Question: 51. Which of the following are paramagnetic?
A. \left[\mathrm{NiCl}_{4}\right]^{2-}
B. \mathrm{Ni}(\mathrm{CO})_{4}
C. \left[\mathrm{Ni}(\mathrm{CN})_{4}\right]^{2-}
D. \left[\mathrm{Ni}\left(\mathrm{H}_{2} \mathrm{O}\right)_{6}\right]^{2+}
E. \mathrm{Ni}\left(\mathrm{PPh}_{3}\right)_{4}
Choose the correct answer from the options given below:
(1) A and C only
(2) B and E only
(3) A and D only
(4) A, D and E only
Answer: Option (3)
Explanation:
Nickel has atomic number 28, so its ground-state electronic configuration is
[Ar]\,3d^{8}4s^{2}.
In complexes where nickel is in the oxidation state +2,
the configuration becomes 3d^{8}.
Paramagnetism depends on the presence of unpaired electrons.
Statement A: [NiCl_{4}]^{2-}. Here nickel is Ni^{2+} (3d^{8}).
The complex is tetrahedral with weak-field ligand Cl^{-}.
In tetrahedral d^{8} with weak ligands,
electrons remain unpaired, giving two unpaired electrons.
Hence it is paramagnetic.

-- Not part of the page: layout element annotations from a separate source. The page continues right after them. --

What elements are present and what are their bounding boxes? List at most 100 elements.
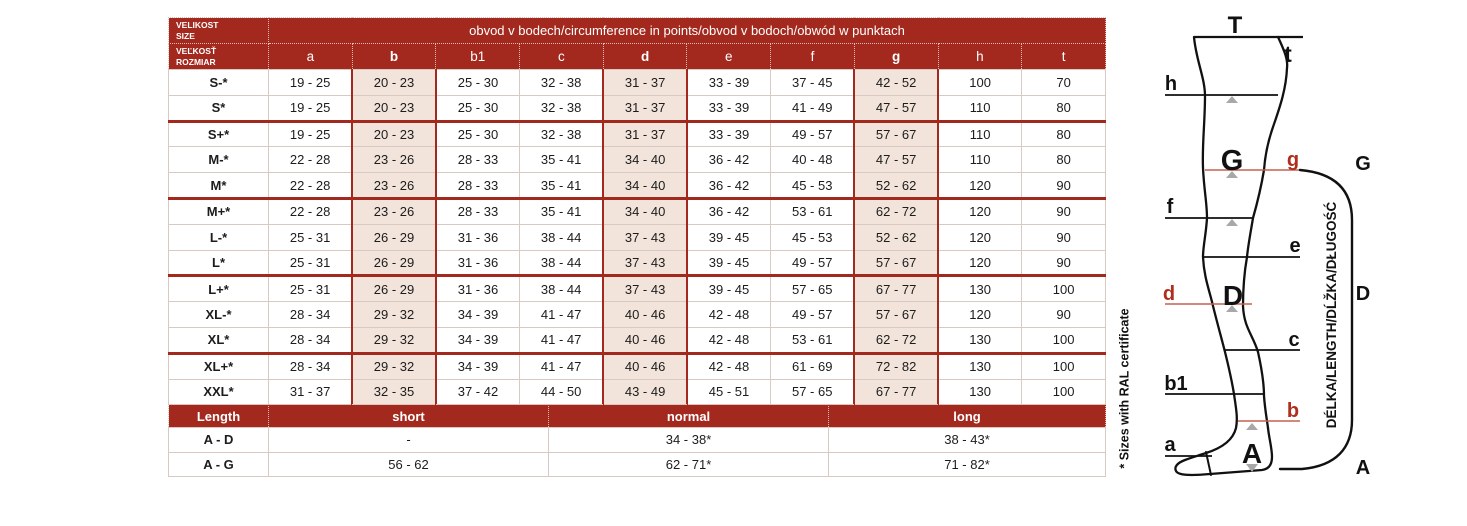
diagram-label-b1: b1 xyxy=(1164,373,1187,395)
cell-S-*-e: 33 - 39 xyxy=(686,69,772,96)
length-cell: 62 - 71* xyxy=(548,451,829,477)
diagram-label-a: a xyxy=(1164,434,1176,456)
size-row-XL*: XL* 28 - 34 29 - 32 34 - 39 41 - 47 40 - 46 42… xyxy=(168,326,1106,354)
length-cell: 38 - 43* xyxy=(828,427,1106,453)
cell-XL*-t: 100 xyxy=(1021,326,1106,354)
cell-M+*-g: 62 - 72 xyxy=(853,196,939,225)
cell-S-*-c: 32 - 38 xyxy=(519,69,604,96)
column-header-a: a xyxy=(268,43,353,70)
cell-L-*-d: 37 - 43 xyxy=(602,223,688,251)
cell-M*-f: 45 - 53 xyxy=(770,172,855,199)
cell-M+*-e: 36 - 42 xyxy=(686,196,772,225)
cell-M+*-h: 120 xyxy=(937,196,1023,225)
cell-S*-b: 20 - 23 xyxy=(351,94,437,122)
cell-XXL*-h: 130 xyxy=(937,378,1023,406)
size-label: M* xyxy=(168,172,269,199)
size-row-XL+*: XL+* 28 - 34 29 - 32 34 - 39 41 - 47 40 - 46 4… xyxy=(168,351,1106,380)
cell-M-*-b1: 28 - 33 xyxy=(435,146,521,174)
size-label: L+* xyxy=(168,274,269,303)
cell-L-*-b1: 31 - 36 xyxy=(435,223,521,251)
size-label: S* xyxy=(168,94,269,122)
cell-L-*-c: 38 - 44 xyxy=(519,223,604,251)
cell-XL-*-a: 28 - 34 xyxy=(268,301,353,328)
length-row-A-G: A - G 56 - 62 62 - 71* 71 - 82* xyxy=(168,451,1106,477)
size-label: XXL* xyxy=(168,378,269,406)
cell-M+*-b1: 28 - 33 xyxy=(435,196,521,225)
cell-S*-b1: 25 - 30 xyxy=(435,94,521,122)
marker-down-A xyxy=(1246,464,1258,472)
cell-S-*-h: 100 xyxy=(937,69,1023,96)
marker-up-h xyxy=(1226,96,1238,103)
cell-XL*-g: 62 - 72 xyxy=(853,326,939,354)
diagram-label-d: d xyxy=(1163,283,1175,305)
length-cell: 71 - 82* xyxy=(828,451,1106,477)
cell-S+*-f: 49 - 57 xyxy=(770,119,855,148)
diagram-label-h: h xyxy=(1165,73,1177,95)
cell-M-*-h: 110 xyxy=(937,146,1023,174)
cell-S*-d: 31 - 37 xyxy=(602,94,688,122)
size-row-M+*: M+* 22 - 28 23 - 26 28 - 33 35 - 41 34 - 40 36… xyxy=(168,196,1106,225)
column-header-b: b xyxy=(351,43,437,70)
cell-M*-a: 22 - 28 xyxy=(268,172,353,199)
cell-L*-t: 90 xyxy=(1021,249,1106,277)
column-header-g: g xyxy=(853,43,939,70)
cell-XL+*-h: 130 xyxy=(937,351,1023,380)
cell-L*-f: 49 - 57 xyxy=(770,249,855,277)
cell-M+*-f: 53 - 61 xyxy=(770,196,855,225)
size-label: XL* xyxy=(168,326,269,354)
cell-S-*-a: 19 - 25 xyxy=(268,69,353,96)
cell-S+*-a: 19 - 25 xyxy=(268,119,353,148)
cell-M-*-t: 80 xyxy=(1021,146,1106,174)
cell-M*-t: 90 xyxy=(1021,172,1106,199)
cell-S*-a: 19 - 25 xyxy=(268,94,353,122)
length-cell: - xyxy=(268,427,549,453)
size-table: VELIKOST SIZE obvod v bodech/circumference… xyxy=(168,17,1106,406)
cell-L-*-t: 90 xyxy=(1021,223,1106,251)
column-header-d: d xyxy=(602,43,688,70)
cell-L-*-g: 52 - 62 xyxy=(853,223,939,251)
size-header-cs-en: VELIKOST SIZE xyxy=(168,17,269,44)
leg-measurement-diagram: T t h G g G f e d D D c b1 b a A A DÉLKA… xyxy=(1163,12,1371,479)
diagram-label-D-inner: D xyxy=(1223,280,1243,311)
cell-L+*-c: 38 - 44 xyxy=(519,274,604,303)
cell-L*-h: 120 xyxy=(937,249,1023,277)
cell-M*-c: 35 - 41 xyxy=(519,172,604,199)
size-row-S*: S* 19 - 25 20 - 23 25 - 30 32 - 38 31 - 37 33 … xyxy=(168,94,1106,122)
corner-line: VEĽKOSŤ xyxy=(176,45,217,56)
diagram-label-G-inner: G xyxy=(1221,145,1244,177)
cell-S-*-t: 70 xyxy=(1021,69,1106,96)
cell-S-*-d: 31 - 37 xyxy=(602,69,688,96)
cell-XL+*-b1: 34 - 39 xyxy=(435,351,521,380)
cell-L+*-b1: 31 - 36 xyxy=(435,274,521,303)
cell-S*-f: 41 - 49 xyxy=(770,94,855,122)
marker-up-g xyxy=(1226,171,1238,178)
cell-XXL*-g: 67 - 77 xyxy=(853,378,939,406)
cell-M*-d: 34 - 40 xyxy=(602,172,688,199)
leg-outline-right xyxy=(1241,35,1289,430)
cell-XL*-b1: 34 - 39 xyxy=(435,326,521,354)
cell-M*-b: 23 - 26 xyxy=(351,172,437,199)
corner-line: ROZMIAR xyxy=(176,56,216,67)
marker-up-d xyxy=(1226,305,1238,312)
cell-XXL*-d: 43 - 49 xyxy=(602,378,688,406)
cell-XL-*-b: 29 - 32 xyxy=(351,301,437,328)
cell-XXL*-f: 57 - 65 xyxy=(770,378,855,406)
cell-L+*-h: 130 xyxy=(937,274,1023,303)
corner-line: SIZE xyxy=(176,30,195,41)
column-header-h: h xyxy=(937,43,1023,70)
cell-S-*-g: 42 - 52 xyxy=(853,69,939,96)
length-cell: 56 - 62 xyxy=(268,451,549,477)
cell-M-*-b: 23 - 26 xyxy=(351,146,437,174)
cell-XL-*-b1: 34 - 39 xyxy=(435,301,521,328)
cell-XL+*-e: 42 - 48 xyxy=(686,351,772,380)
cell-XL-*-g: 57 - 67 xyxy=(853,301,939,328)
cell-S-*-f: 37 - 45 xyxy=(770,69,855,96)
cell-XL-*-f: 49 - 57 xyxy=(770,301,855,328)
diagram-label-G-bracket: G xyxy=(1355,153,1371,175)
cell-M-*-g: 47 - 57 xyxy=(853,146,939,174)
cell-XL-*-c: 41 - 47 xyxy=(519,301,604,328)
cell-M-*-c: 35 - 41 xyxy=(519,146,604,174)
length-axis-label: DÉLKA/LENGTH/DĹŽKA/DŁUGOŚĆ xyxy=(1324,202,1339,429)
cell-XL*-b: 29 - 32 xyxy=(351,326,437,354)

So A is true.
Statement B: Ni(CO)_{4}. Oxidation state of nickel is 0,
so configuration is 3d^{10}.
All electrons are paired; therefore the complex is diamagnetic.
So B is not paramagnetic.
Statement C: [Ni(CN)_{4}]^{2-}.
Nickel is Ni^{2+} (3d^{8})
with strong-field ligand CN^{-}.
The complex is square planar and low spin;
all d-electrons get paired, giving 0 unpaired electrons.

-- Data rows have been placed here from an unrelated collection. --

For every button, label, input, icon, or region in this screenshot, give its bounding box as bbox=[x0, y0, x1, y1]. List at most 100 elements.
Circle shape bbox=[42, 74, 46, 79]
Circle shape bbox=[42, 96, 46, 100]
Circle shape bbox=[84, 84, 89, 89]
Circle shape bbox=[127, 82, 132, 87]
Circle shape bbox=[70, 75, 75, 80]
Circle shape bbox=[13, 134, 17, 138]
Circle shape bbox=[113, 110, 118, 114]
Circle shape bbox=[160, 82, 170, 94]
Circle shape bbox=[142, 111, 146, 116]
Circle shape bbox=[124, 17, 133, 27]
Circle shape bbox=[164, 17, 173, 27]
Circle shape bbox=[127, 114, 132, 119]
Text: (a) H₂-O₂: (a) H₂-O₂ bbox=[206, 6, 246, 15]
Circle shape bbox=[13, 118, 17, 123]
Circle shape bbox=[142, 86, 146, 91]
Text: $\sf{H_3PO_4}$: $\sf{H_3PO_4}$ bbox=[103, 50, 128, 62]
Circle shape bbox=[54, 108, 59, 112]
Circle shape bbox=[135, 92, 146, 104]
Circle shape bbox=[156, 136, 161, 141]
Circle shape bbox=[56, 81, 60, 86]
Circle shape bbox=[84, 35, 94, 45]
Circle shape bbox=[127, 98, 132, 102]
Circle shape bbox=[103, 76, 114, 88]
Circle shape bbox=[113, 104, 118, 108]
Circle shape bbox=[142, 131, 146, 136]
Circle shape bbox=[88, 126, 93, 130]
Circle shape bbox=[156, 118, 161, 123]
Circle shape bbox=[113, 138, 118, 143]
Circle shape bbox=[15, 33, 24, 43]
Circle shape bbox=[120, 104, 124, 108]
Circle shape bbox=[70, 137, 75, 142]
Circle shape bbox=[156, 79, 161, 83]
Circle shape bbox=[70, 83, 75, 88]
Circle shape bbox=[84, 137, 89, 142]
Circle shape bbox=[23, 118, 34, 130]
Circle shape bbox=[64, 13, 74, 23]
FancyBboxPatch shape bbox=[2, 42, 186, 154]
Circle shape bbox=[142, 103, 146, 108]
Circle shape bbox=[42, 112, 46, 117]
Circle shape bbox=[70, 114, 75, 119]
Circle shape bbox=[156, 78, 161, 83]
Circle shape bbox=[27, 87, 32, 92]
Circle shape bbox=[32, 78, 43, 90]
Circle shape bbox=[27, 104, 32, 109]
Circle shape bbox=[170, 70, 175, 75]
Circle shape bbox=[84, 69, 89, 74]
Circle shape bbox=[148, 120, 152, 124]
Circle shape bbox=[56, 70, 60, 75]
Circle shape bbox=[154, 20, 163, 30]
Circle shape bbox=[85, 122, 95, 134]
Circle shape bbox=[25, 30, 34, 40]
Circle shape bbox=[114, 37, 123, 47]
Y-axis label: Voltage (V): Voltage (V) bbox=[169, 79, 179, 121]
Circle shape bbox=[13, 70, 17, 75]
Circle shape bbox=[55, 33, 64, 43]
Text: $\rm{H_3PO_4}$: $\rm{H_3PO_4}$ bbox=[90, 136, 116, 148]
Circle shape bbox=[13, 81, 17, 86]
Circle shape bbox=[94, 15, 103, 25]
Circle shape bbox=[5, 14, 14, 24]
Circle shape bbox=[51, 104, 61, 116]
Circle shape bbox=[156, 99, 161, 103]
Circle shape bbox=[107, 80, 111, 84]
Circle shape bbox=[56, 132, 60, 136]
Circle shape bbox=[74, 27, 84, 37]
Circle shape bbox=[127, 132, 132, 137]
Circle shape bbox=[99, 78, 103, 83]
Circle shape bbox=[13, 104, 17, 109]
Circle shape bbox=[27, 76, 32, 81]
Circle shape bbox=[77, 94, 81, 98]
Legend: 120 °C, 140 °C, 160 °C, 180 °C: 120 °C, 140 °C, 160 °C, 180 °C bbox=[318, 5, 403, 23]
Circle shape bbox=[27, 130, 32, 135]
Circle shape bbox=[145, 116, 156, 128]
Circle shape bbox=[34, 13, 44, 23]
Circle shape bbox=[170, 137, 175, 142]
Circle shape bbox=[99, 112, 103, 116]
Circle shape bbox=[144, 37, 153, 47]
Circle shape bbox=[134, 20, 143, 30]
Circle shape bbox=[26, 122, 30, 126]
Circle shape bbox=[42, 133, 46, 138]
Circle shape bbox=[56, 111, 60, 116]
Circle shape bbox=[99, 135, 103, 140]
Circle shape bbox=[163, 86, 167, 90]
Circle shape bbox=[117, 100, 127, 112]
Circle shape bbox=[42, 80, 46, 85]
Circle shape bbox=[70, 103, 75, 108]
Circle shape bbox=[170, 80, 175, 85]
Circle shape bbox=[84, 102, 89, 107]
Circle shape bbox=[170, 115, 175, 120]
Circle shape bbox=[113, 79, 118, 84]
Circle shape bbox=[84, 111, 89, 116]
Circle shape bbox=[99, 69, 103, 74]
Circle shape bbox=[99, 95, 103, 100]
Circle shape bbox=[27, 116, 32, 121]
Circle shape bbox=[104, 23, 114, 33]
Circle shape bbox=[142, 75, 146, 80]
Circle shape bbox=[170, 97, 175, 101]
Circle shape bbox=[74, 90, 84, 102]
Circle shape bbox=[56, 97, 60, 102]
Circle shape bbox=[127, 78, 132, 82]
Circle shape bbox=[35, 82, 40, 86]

Hence it is diamagnetic. So C is not paramagnetic.
Statement D: [Ni(H_{2}O)_{6}]^{2+}.
Nickel is Ni^{2+} (3d^{8}) in an octahedral field with weak-field ligand H_{2}O.

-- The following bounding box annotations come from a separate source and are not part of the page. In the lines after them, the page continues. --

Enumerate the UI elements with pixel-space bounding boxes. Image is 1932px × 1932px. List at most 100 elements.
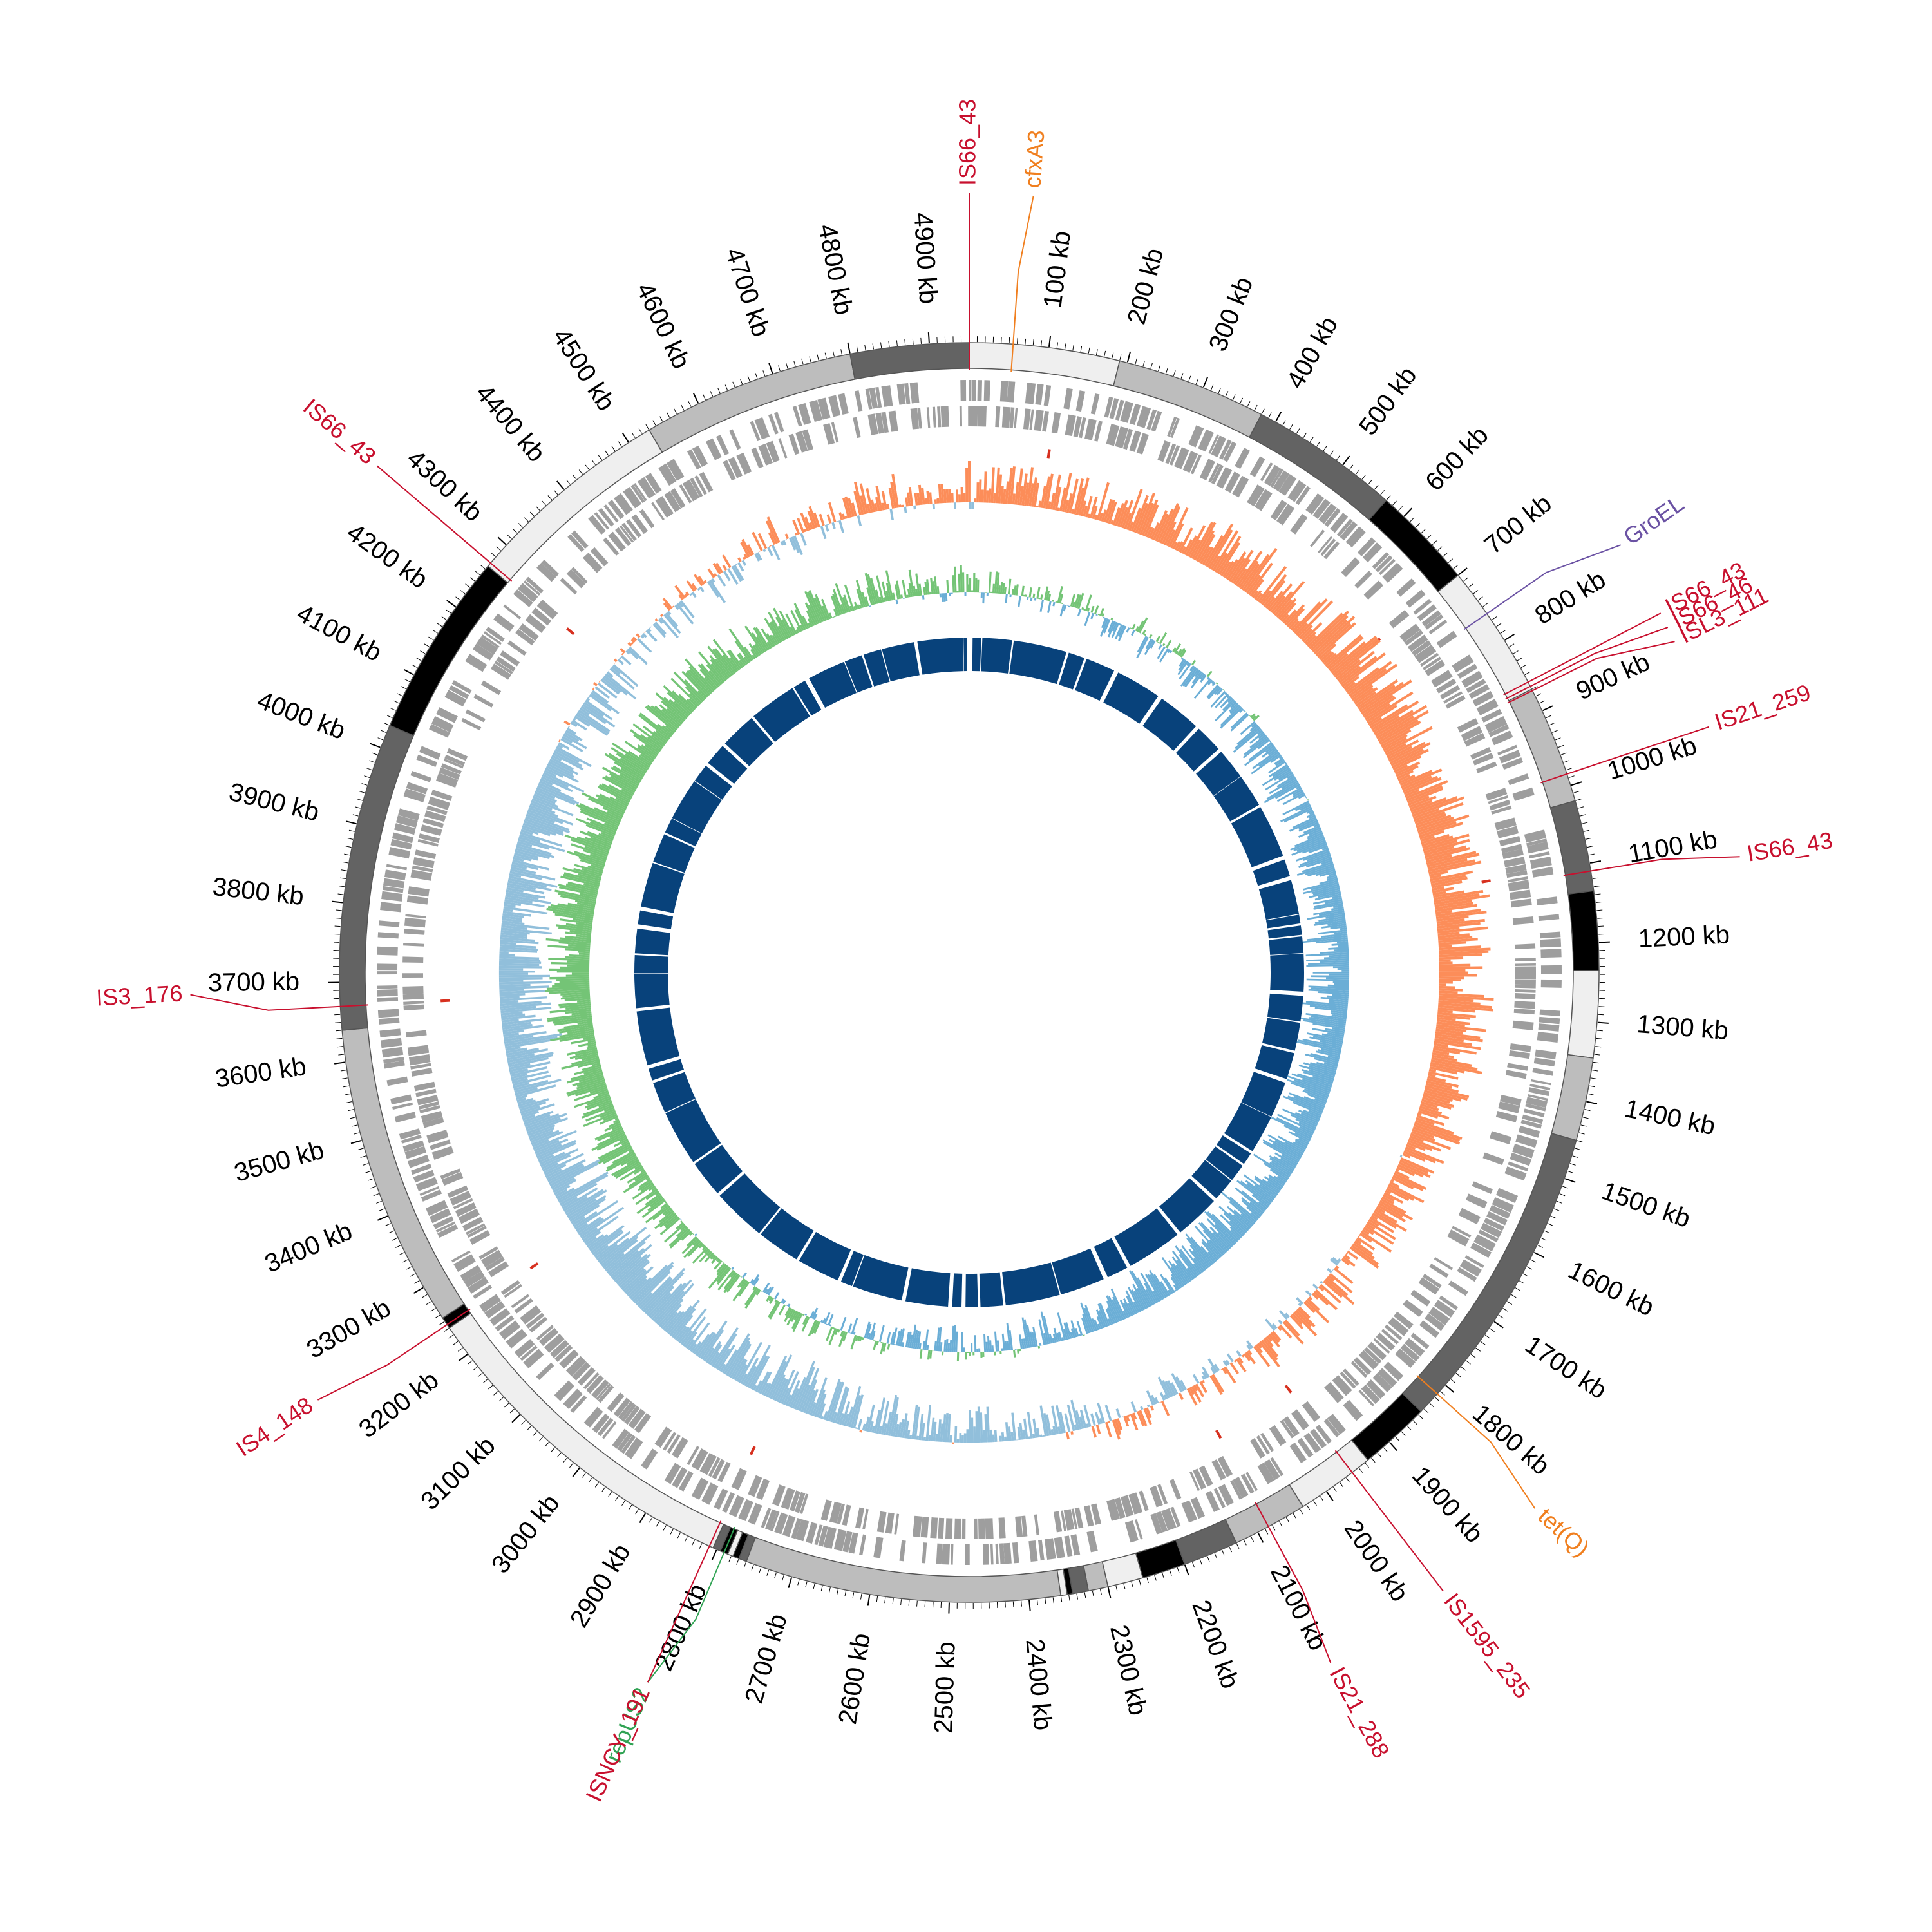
signal-bin [1198,1222,1227,1253]
signal-bin [1286,608,1305,628]
scale-tick [1368,479,1372,485]
scale-tick [347,838,354,840]
scale-tick [1349,464,1354,470]
signal-bin [1244,547,1278,592]
signal-bin [1004,1436,1007,1442]
signal-bin [537,784,580,805]
cds-feature [403,788,426,802]
signal-bin [1155,513,1170,542]
signal-bin [1014,482,1019,505]
signal-bin [924,582,928,595]
cds-feature [410,869,433,881]
signal-bin [524,1113,560,1128]
cds-feature [728,457,743,478]
signal-bin [1262,1141,1299,1164]
signal-bin [504,1033,562,1045]
signal-bin [691,591,697,598]
signal-bin [1074,1327,1079,1337]
signal-bin [650,625,653,627]
cds-feature [977,380,983,401]
signal-bin [1211,680,1215,685]
signal-bin [1225,1359,1230,1365]
cds-feature [842,1531,853,1553]
signal-bin [873,1340,875,1341]
signal-bin [1298,1039,1342,1050]
scale-tick [343,1085,350,1088]
scale-tick-label: 400 kb [1281,312,1343,393]
signal-bin [821,605,829,620]
signal-bin [699,1320,728,1359]
scale-tick [354,806,361,809]
signal-bin [1379,720,1421,746]
signal-bin [499,995,520,999]
blast-hit-block [844,655,873,693]
signal-bin [548,761,574,775]
signal-bin [707,645,733,677]
signal-bin [1301,1068,1334,1081]
scale-tick [572,1467,580,1477]
signal-bin [500,927,553,935]
signal-bin [844,1414,849,1426]
signal-bin [560,895,596,904]
signal-bin [632,723,665,748]
signal-bin [918,1414,924,1441]
cds-feature [1323,541,1340,560]
signal-bin [1439,961,1453,965]
signal-bin [1080,1302,1092,1333]
cds-feature [583,1406,603,1428]
signal-bin [598,1145,632,1164]
signal-bin [611,746,649,772]
signal-bin [1312,619,1348,653]
signal-bin [1296,785,1302,790]
scale-tick [1558,744,1564,748]
cds-feature [1540,949,1562,958]
signal-bin [609,773,638,790]
cds-feature [461,717,482,731]
signal-bin [1310,1062,1337,1071]
signal-bin [1249,578,1264,597]
cds-feature [444,754,466,766]
signal-bin [641,1278,673,1311]
signal-bin [558,886,598,896]
cds-feature [464,1271,486,1288]
cds-feature [1063,1509,1075,1531]
signal-bin [622,1269,647,1293]
scale-tick [1549,723,1555,726]
signal-bin [535,1143,562,1157]
cds-feature [1354,571,1372,589]
scale-tick [1496,623,1502,627]
signal-bin [598,786,630,804]
signal-bin [553,1179,577,1193]
signal-bin [804,516,811,531]
signal-bin [1397,774,1410,782]
signal-bin [502,911,531,917]
signal-bin [728,649,743,668]
cds-feature [875,386,882,408]
signal-bin [682,1316,706,1347]
cds-feature [529,1316,548,1333]
signal-bin [838,1413,845,1425]
cds-feature [383,1057,404,1064]
cds-feature [407,1045,430,1056]
cds-feature [435,1221,456,1233]
signal-bin [576,804,620,824]
cds-feature [473,694,494,708]
signal-bin [1264,1336,1274,1347]
signal-bin [706,580,719,598]
signal-bin [1396,1168,1399,1172]
cds-feature [1413,599,1432,615]
signal-bin [881,502,886,511]
signal-bin [1169,650,1173,654]
signal-bin [1025,594,1027,597]
scale-tick [1445,1385,1455,1393]
cds-feature [833,1529,847,1551]
signal-bin [1439,978,1461,982]
signal-bin [1267,748,1278,756]
cds-feature [507,640,527,656]
scale-tick [1530,1259,1536,1263]
cds-feature [1115,426,1129,449]
signal-bin [600,678,620,695]
signal-bin [1357,679,1399,709]
signal-bin [500,944,536,949]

The complex is high spin with two unpaired electrons, so it is paramagnetic.
Thus D is true.
Statement E: Ni(PPh_{3})_{4}.
Nickel is in oxidation state 0 with configuration 3d^{10}.
All electrons are paired, so the complex is diamagnetic.
Hence E is not paramagnetic.
Therefore, only complexes A and D are paramagnetic,
so the correct option is (3) A and D only.